На скотный двор мы ввалились, как шайка разбойников, и обступили первую платформу, которая попалась на пути. Мужчина, работавший на автопогрузчике, забыл о своих обязанностях, и ковш с вонючим грузом застыл в воздухе.
— Что здесь происходит? — удивленно проговорил он.
— Вы не видели здесь письма? — выпалил Мишка, а Алена тем временем пыхтела, перелезая через боковую стенку платформы.
— Чего? Письма? — Мужчина оглядел нас одного за другим, неуверенно улыбаясь, словно видел перед собой толпу сумасшедших. — Здесь, товарищи, не почта, а навозная куча, — уверенно заявил он немного погодя, убедившись, что лица у нас нормальные.

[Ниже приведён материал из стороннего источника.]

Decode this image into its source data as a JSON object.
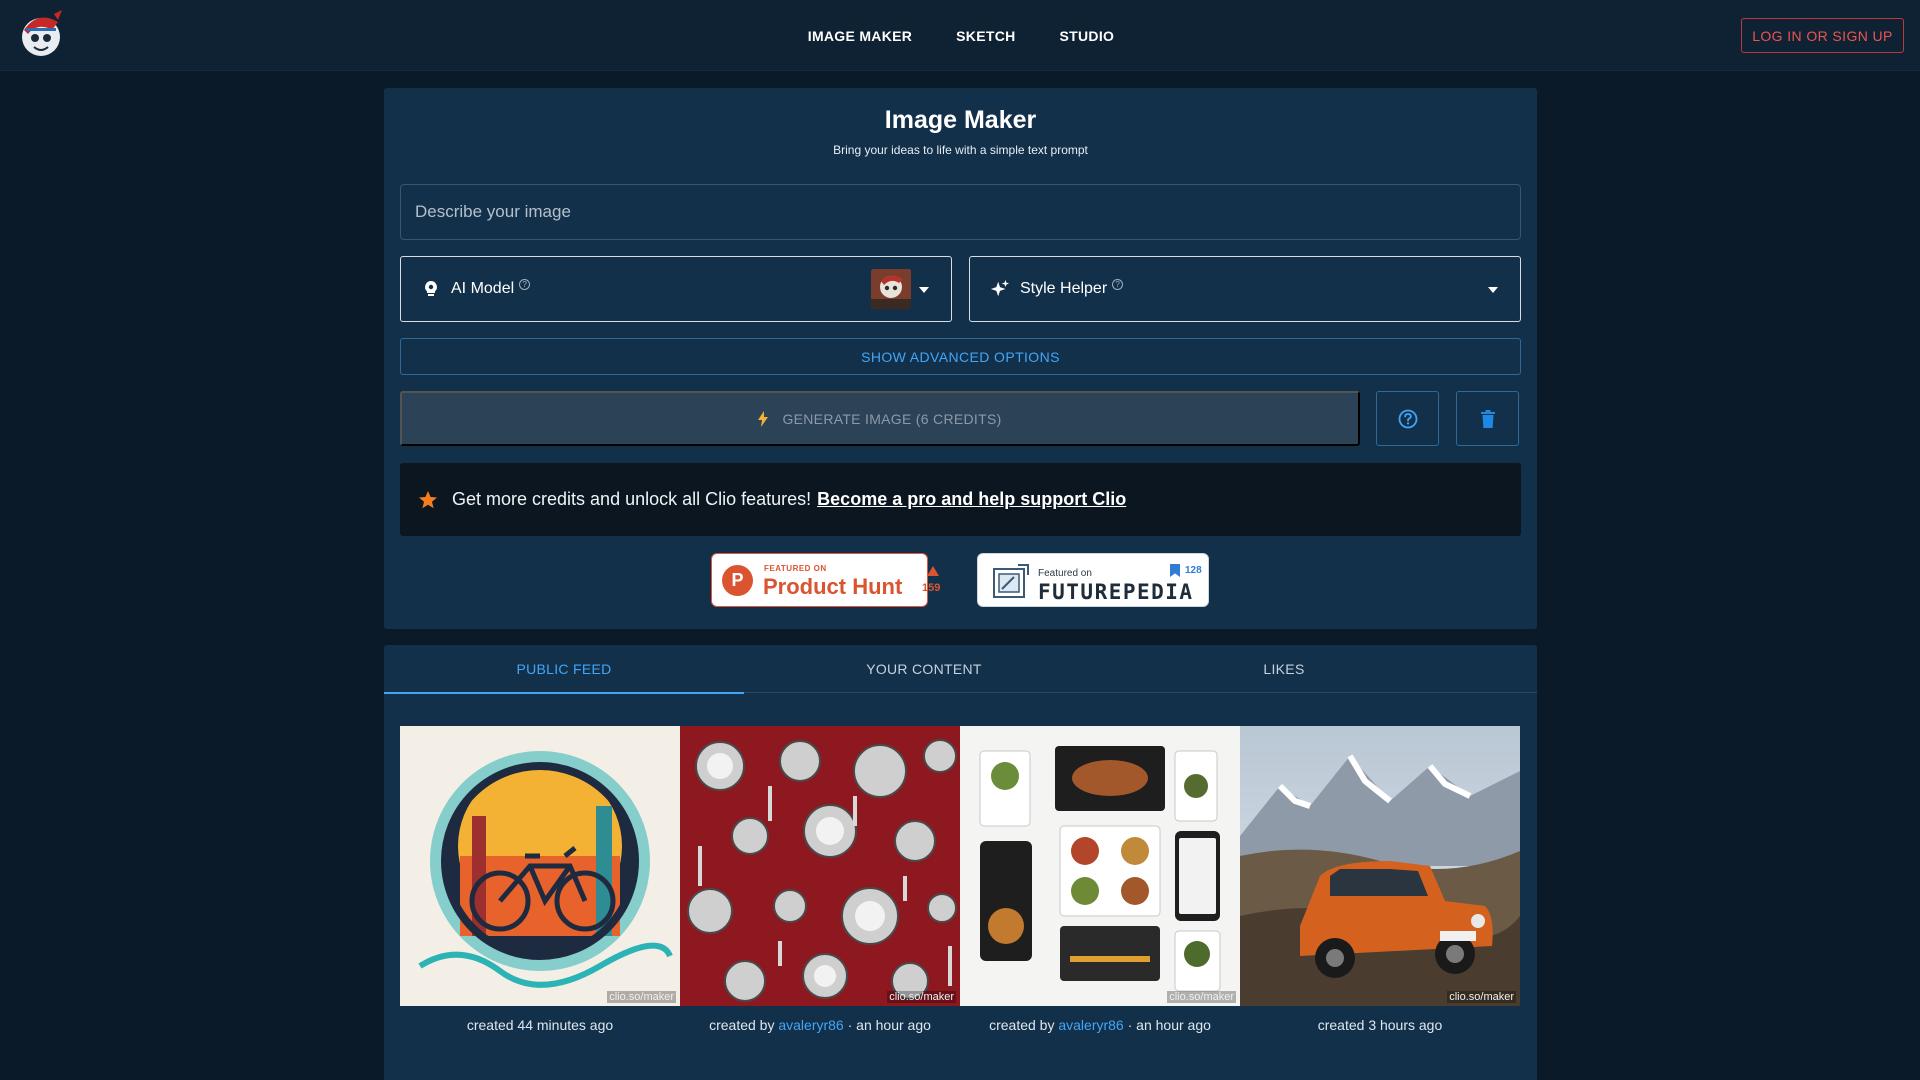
{
  "nav": {
    "items": [
      "IMAGE MAKER",
      "SKETCH",
      "STUDIO"
    ],
    "login_label": "LOG IN OR SIGN UP"
  },
  "maker": {
    "title": "Image Maker",
    "subtitle": "Bring your ideas to life with a simple text prompt",
    "prompt_placeholder": "Describe your image",
    "model_label": "AI Model",
    "style_label": "Style Helper",
    "advanced_label": "SHOW ADVANCED OPTIONS",
    "generate_label": "GENERATE IMAGE (6 CREDITS)",
    "promo_text": "Get more credits and unlock all Clio features!",
    "promo_link": "Become a pro and help support Clio"
  },
  "badges": {
    "producthunt": {
      "small": "FEATURED ON",
      "big": "Product Hunt",
      "count": "159"
    },
    "futurepedia": {
      "small": "Featured on",
      "big": "FUTUREPEDIA",
      "count": "128"
    }
  },
  "feed": {
    "tabs": [
      "PUBLIC FEED",
      "YOUR CONTENT",
      "LIKES"
    ],
    "active_tab": "PUBLIC FEED",
    "watermark": "clio.so/maker",
    "items": [
      {
        "prefix": "created",
        "user": "",
        "time": "44 minutes ago"
      },
      {
        "prefix": "created by",
        "user": "avaleryr86",
        "time": "an hour ago"
      },
      {
        "prefix": "created by",
        "user": "avaleryr86",
        "time": "an hour ago"
      },
      {
        "prefix": "created",
        "user": "",
        "time": "3 hours ago"
      }
    ]
  },
  "colors": {
    "background": "#0b1a28",
    "card": "#13304a",
    "accent": "#42a5f5",
    "login": "#ef5350",
    "promo_star": "#f57c1f"
  },
  "icons": {
    "model": "lightbulb-icon",
    "style": "sparkles-icon",
    "generate": "bolt-icon",
    "help": "question-circle-icon",
    "delete": "trash-icon",
    "promo": "star-icon"
  }
}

— Мы ищем прицеп с трактористом, который примерно полчаса назад выехал из дома номер двенадцать, — коротко и ясно сказал Станда.
— Вы имеете в виду Матея Зоубка? — догадался человек, окруженный рычагами, и махнул рукой куда-то вперед себя. — Вон его экипаж стоит, да и сам он вот-вот явится — за сигаретами побежал.
Посмотрев в указанном направлении, мы увидели у задних ворот зеленый трактор, а за ним — платформу-прицеп, доверху наполненную навозом.
Незаметно подкравшись к мужчине на погрузчике, Ивана спросила его с милой улыбкой:
— Вы не могли бы опять освободить это платформу?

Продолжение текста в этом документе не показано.